On February 24th 2022, when we woke up and heard the news, we couldn’t believe it. In a split second we realised that our children’s future had been destroyed, that our country had been taken away from us, that from now on and forever we will be associated with fascists and that our children will be hated simply because they speak Russian, because of their surname.
I come from a Jewish family, part of our family died in concentration camps. We have always perceived the last war, the Second World War, from the victim’s point of view. This time, I realised how it feels to be on the other side, what the Germans who didn’t support Hitler felt.
So we packed just two suitcases, caught a plane and left the country. When we arrived at Ben-Gurion Airport in Tel Aviv, our friends who came to pick us up said: are you crazy? Two suitcases? There are four of you! We didn’t realise where we were going or why. I didn’t feel that we were emigrating, I felt like I had been grabbed by the hair and pulled somewhere.
The most important things can’t be packed up and taken away, anyway. My parents’ graves will stay there, and there’s nothing I can do about it. I just know they’re with me wherever I go.
Building a life in a new place is really hard when you have absolutely no intention of moving. It felt as if we were in our 20s again, but we were the grown-ups. We no longer had our parents to fall back on, instead, we were now responsible for others. And it was terrifying.
On the 7th of October, we woke up at 6:30 to the sound of a siren, completely out of it. We grabbed my son and ran upstairs. The neighbours were standing there, too, sleepy and lost. Barefoot, in their underwear. We weren’t ready for this, although there’s a joke in Israel that you always sleep in decent pyjamas. It wasn’t until the third siren that I remembered to put shorts on.
And there was just this creeping, suffocating fear. Our friends, who have been living in Israel for 30 years, told us during one of our phone calls to check in, they were buying plane tickets. So we started looking for tickets that would take us to Europe, ideally to Düsseldorf where my sister lives.
The whole thing was a complete deja vu. Our second move in 1,5 years. I kept thinking, this is not the world I wanted to bring my kids into. But on the other hand, we knew exactly how to pack. This time we took one small suitcase, that’s it. We knew that “stuff” wasn’t important.
I’m very proud of us all, of my husband for finding a new job abroad, of my sons for leaving their friends, making new ones and learning new languages, of my daughter for finding her first job in a new country. I guess that’s what this emigration has given me, this incredible feeling of pride for everybody, and for myself as well.
On New Year’s Day 2023, one of our older children raised a glass and said: “We want to drink to our parents, who all of their lives have taught us about the importance of being honest and when that moment came, they proved it. They lived up to their principles”.
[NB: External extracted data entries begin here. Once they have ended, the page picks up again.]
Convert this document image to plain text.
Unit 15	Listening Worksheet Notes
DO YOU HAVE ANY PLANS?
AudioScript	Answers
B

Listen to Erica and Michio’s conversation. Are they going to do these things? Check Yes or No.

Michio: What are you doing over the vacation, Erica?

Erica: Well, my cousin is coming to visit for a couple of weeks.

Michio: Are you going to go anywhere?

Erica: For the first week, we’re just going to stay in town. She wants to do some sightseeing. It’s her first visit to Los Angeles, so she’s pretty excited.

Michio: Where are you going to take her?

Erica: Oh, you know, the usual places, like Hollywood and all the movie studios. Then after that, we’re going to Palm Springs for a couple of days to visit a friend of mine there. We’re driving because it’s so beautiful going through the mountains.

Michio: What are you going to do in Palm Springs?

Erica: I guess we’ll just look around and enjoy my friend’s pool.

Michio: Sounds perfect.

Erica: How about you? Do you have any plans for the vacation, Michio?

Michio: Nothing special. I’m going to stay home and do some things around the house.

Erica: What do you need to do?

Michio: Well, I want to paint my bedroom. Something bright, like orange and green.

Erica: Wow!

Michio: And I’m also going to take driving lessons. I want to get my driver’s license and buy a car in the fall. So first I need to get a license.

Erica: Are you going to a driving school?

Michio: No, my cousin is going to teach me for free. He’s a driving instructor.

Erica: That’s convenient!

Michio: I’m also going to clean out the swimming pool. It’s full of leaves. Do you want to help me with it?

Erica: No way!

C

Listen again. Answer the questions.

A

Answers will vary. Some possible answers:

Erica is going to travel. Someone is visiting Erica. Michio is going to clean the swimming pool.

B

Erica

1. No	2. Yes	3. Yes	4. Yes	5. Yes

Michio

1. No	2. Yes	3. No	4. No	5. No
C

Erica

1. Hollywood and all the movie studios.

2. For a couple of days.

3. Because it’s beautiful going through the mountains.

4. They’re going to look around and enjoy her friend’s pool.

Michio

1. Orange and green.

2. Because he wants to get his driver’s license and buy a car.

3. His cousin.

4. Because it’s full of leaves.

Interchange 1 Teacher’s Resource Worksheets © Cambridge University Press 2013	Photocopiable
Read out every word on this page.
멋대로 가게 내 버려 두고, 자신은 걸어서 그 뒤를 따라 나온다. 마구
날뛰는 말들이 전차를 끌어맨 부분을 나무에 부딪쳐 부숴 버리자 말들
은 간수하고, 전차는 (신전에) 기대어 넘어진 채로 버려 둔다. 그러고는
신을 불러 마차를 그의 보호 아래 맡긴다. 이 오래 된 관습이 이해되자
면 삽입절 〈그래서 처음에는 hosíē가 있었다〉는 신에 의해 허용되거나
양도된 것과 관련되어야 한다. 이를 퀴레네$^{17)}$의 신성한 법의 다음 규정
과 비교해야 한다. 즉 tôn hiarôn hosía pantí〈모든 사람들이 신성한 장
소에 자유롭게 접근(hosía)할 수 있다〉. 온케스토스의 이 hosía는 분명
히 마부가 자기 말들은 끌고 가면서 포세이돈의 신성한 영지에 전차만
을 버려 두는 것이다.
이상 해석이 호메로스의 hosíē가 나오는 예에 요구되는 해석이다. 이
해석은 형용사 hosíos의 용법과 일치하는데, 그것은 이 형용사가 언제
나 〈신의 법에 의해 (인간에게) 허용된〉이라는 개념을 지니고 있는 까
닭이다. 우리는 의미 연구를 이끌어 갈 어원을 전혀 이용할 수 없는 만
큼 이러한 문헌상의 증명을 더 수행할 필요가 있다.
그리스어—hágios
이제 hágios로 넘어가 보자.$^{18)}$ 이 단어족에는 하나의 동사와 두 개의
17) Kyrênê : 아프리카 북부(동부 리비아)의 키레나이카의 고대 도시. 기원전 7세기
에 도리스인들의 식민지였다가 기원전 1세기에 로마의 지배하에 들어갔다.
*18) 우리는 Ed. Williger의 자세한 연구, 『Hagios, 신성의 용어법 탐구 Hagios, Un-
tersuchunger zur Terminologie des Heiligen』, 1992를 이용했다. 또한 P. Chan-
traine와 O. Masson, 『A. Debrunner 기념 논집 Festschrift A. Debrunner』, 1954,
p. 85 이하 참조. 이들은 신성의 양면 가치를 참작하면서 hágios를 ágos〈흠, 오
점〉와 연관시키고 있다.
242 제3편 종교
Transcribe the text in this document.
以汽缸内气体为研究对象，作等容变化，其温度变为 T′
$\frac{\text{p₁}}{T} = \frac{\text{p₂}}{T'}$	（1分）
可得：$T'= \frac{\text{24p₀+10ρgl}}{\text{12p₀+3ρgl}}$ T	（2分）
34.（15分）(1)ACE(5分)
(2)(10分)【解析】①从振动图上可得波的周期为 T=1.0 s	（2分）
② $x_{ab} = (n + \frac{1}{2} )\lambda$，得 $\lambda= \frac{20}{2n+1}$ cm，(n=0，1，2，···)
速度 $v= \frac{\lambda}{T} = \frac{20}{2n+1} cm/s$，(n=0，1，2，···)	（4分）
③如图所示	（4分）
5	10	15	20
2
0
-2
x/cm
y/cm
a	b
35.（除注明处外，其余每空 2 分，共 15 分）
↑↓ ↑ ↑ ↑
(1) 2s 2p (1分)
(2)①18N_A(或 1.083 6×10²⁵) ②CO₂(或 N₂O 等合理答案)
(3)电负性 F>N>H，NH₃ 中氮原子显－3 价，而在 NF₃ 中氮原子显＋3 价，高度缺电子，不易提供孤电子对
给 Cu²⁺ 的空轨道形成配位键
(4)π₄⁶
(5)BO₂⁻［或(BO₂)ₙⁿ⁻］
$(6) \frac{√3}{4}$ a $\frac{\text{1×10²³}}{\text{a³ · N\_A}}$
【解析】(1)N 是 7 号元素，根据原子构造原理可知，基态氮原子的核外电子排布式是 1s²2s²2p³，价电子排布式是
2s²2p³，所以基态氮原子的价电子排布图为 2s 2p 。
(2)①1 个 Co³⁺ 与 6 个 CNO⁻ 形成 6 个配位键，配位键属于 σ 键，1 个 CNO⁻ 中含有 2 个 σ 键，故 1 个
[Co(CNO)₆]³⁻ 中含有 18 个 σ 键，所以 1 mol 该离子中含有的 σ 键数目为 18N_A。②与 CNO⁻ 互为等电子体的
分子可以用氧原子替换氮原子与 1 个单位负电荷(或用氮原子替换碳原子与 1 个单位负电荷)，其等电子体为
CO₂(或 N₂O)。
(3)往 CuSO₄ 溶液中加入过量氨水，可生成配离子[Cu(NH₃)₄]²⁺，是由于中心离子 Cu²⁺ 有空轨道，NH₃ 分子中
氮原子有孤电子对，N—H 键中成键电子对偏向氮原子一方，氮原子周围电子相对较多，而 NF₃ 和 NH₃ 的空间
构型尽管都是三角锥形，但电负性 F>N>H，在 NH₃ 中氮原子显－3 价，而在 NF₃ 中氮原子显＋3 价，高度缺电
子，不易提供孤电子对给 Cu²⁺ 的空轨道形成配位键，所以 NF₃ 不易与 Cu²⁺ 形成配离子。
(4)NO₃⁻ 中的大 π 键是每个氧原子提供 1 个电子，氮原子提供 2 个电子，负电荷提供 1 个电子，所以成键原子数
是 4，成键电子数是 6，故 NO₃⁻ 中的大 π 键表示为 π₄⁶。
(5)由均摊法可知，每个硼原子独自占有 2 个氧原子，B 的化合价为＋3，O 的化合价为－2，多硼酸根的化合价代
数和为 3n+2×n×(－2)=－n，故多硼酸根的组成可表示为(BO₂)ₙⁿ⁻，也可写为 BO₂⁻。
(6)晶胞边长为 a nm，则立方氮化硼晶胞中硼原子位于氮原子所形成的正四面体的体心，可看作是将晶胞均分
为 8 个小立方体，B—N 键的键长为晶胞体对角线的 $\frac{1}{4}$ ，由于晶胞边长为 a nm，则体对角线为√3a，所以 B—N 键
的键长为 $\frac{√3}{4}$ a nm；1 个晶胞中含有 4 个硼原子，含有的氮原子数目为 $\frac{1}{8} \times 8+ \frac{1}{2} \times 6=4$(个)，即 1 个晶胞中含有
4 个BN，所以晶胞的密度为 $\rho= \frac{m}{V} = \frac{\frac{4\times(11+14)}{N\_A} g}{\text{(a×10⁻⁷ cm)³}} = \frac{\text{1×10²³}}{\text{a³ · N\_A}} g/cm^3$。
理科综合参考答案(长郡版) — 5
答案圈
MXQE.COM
But it’s hard to get over not having a home, to have it taken away. I miss it terribly. I miss the blue leaves, the air, the light, the Moscow light. The smells after the rain, and just the city’s smell in general. My youngest is still not over it. We had just celebrated his fifth birthday when we left Russia. He’s very emotional, he remembers things. Everything.
A few months ago he asked me: “What do you think is more important, a home or a famly?” I had been talking to a child psychologist and she told me that when a child asks you these existential questions that you can’t answer, ask him to answer them himself. So I said, “What do you think?” And he said: “I think the house is more important because the family is there, regardless”. In those words, he expressed the whole essence of our life.
Daria, her husband and two of her children, left their home in Moscow after the Russian invasion of Ukraine, settled in Tel Aviv, Israel, and left her home there, too, after the Hamas attacks on October 7th. She explains what it feels like to flee and leave your home twice.